The former is obviously correct and easy to reason about. The second is the tricky case if we want to handle it generally while avoiding irreducible control flow.

I wonder if this would be easier to reason about if you broke apart each sub-case explicitly?

18 ↗(On Diff #72992)

Not related to this review, but we should be able to prove this is "3". Is the actual case you're worried about this fragile? If so, there are other simpler patches which might work.

majnemer added inline comments.
lib/Transforms/Scalar/JumpThreading.cpp
1460 ↗(On Diff #72992)

You could use is_contained(PredBBs, SuccBB) as a shorthand.

jmolloy updated this revision to Diff 73285.Oct 3 2016, 9:01 AM

Hi Philip,

Thanks for your review. Based on that I was able to go back and re-look with fresh eyes at the problem.

As you mentioned, in the motivating testcase we should have been able to prove that the value of the incremented PHI was always greater than or equal to 3. You were right that this exposed an underlying problem - in fact there were several things I needed to fix:

  • LazyValueInfo gets confused by trivial loops.
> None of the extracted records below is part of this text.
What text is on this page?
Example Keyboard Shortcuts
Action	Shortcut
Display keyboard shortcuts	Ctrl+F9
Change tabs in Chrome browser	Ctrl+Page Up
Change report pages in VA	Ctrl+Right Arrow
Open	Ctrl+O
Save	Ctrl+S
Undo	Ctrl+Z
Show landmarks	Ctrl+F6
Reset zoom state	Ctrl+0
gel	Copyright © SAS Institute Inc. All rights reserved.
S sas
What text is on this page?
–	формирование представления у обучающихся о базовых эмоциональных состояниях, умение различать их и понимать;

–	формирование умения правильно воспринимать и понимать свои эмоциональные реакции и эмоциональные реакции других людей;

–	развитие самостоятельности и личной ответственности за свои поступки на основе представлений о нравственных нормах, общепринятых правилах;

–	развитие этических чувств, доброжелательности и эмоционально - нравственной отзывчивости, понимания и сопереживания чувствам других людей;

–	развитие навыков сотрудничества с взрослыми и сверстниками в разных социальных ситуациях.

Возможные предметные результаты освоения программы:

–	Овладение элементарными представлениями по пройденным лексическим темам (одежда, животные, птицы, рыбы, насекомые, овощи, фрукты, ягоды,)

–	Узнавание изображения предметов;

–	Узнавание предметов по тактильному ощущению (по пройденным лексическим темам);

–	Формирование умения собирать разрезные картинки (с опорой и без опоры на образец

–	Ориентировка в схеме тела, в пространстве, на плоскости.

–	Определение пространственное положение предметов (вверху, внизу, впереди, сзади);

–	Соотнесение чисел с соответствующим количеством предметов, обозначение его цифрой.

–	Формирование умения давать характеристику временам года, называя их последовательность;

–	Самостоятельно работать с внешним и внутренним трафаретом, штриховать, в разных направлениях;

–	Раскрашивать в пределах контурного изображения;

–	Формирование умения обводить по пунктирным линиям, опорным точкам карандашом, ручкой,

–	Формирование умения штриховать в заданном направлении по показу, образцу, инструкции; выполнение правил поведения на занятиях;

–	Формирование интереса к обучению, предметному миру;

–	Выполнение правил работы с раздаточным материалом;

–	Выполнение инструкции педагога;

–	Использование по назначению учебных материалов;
I have added a couple of special cases that I think are very common:
    1. A PHI incoming value that is the PHI itself (%x = phi %x, %y) can be ignored, because it cannot contribute usefully to its own range.
    2. A PHI incoming value that can be trivially proved monotonically increasing (an induction variable for instance) can have its range more precisely calculated.
  • JumpThreading should consider all candidates for threading and not just the most profitable one.
    • If the most profitable candidate fails legality checks, it should try others and not simply bail.
  • JumpThreading should invalidate LVI when unfolding switches
    • The unfolding changes the CFG and creates new edges that can now have more specific values than before.

Mixed in there is also a change to make JumpThreading use and keep up to date LoopInfo.

This patch is obviously too large, has conflated several concerns and needs to be split apart. However I just wanted to get your input on the direction - is there anything particularly objectionable, before I go split it all out into subpatches?

Cheers,

James

reames requested changes to this revision.Oct 3 2016, 12:03 PM
reames edited edge metadata.

Commenting mostly on the LVI parts to start with. I request that you split those out into a separate change with tests.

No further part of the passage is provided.